Isaac was going to the McKees’ for the horses and the cow. I had stayed awake most of the night thinking about the letters I had written and worrying about the baby, wanting it to kick. It hadn’t, but the bleeding had quit, and I tried to take that as a good sign.
Isaac said, “Jerseybell had pneumonia like I thought. That and her front belly was full of dirt. Pebbles too. Must have licked up fifteen pounds’ worth. Thank God for the rain. Maybe she’ll be the last to go down.”
“The good Lord willing,” I said, but the words had a hollow sound. I put my hand to the letter in my left pocket. We were bound to lose more cattle this winter. “I’ll get your shirt,” I said to Isaac. “So we can eat.”
He nodded and then glanced at the children. Their mouths were puckered and their eyes were big with sadness. Jerseybell was dead. Isaac gave a little shake as if to gather himself. Then he pulled air deep into his lungs making a show of filling his chest up with kitchen smells. He blew the air back out, his chest collapsing to its regular size. “Fresh bread,” he said. “Nothing like it in the whole world.” He grinned at the children. “Know what?”
“What?” John said.
“Your mother won me over the very first time I ate some of her bread. That and her biscuits. I said to myself, This little gal’s more than pretty; she knows her way around a kitchen.”
“Gosh,” Liz said.
“That’s right, Liz. I was a confirmed bachelor till I had a bite of your mother’s bread. I fell to my knees right then and there and begged Miss Rachel Reeves to be my wife. Let that be a lesson. John, you marry a girl who cooks like your mama and you’ll be a happy man. And girls, you make good bread and the world’s yours for the asking.”
“Daddy,” Mary said from the doorway. “You’re making that up. It takes more than bread.”
“Mary,” I snapped.
She put her head down. “I’m sorry, Daddy.”
Isaac let that hang for a moment and then gave a sharp nod. “Apology accepted.”
Mary had it right, I said to myself, but not how she thought. Isaac was making it up, doing it to get the children’s minds off of Jerseybell. But all the same, I didn’t like what he’d said. Isaac never got down on his knees for anybody, and he surely hadn’t for me. I had been nothing more than the kitchen help until he figured he could stake an extra claim in my name. But that wasn’t the kind of story anybody wanted to tell their children.

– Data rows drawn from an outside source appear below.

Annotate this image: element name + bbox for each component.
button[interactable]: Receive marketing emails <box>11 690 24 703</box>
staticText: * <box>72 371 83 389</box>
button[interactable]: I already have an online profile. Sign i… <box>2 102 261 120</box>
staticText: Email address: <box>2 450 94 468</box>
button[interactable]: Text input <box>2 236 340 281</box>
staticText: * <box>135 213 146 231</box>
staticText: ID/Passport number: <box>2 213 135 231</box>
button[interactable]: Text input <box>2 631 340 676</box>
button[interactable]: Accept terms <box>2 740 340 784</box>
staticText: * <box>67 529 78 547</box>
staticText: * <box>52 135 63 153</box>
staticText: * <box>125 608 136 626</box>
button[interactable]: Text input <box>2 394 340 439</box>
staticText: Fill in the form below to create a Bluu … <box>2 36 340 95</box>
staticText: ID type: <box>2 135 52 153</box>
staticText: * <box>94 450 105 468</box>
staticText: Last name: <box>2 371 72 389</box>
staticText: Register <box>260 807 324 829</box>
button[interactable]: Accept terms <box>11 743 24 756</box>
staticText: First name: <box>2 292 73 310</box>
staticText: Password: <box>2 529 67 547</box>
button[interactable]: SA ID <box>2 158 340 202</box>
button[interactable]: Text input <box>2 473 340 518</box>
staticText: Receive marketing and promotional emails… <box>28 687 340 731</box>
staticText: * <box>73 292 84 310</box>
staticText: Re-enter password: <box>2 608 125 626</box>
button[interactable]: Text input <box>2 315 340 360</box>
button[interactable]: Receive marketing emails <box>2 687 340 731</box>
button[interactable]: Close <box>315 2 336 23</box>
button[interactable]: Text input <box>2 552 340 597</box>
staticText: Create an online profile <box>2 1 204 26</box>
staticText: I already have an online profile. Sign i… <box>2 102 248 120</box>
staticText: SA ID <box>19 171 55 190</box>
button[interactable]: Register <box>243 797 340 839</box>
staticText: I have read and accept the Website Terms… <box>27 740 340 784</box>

I said, “This bread’s turning cold. I’ll get your shirt.”
It took the rest of the morning for Isaac and John to get Jerseybell out of the barn. Waiting made my nerves bad. I wanted Isaac to get on the road to Al McKee’s and then back home with the new milk cow. But Jerseybell came first. Our barn cat had gone missing during the winter, and without him, rats would be drawn if Isaac didn’t cart Jerseybell off.
It was a hard job. The horses were at Al’s, and strong as Isaac was, he couldn’t haul Jerseybell out of the barn without them. After breakfast, he sharpened his saw. I knew how it would go; I had helped once before when years back a cow had died all tangled up in barbwire. Isaac would likely start with Jerseybell’s legs, then her head. She was big; likely he’d saw her trunk in half, maybe into thirds.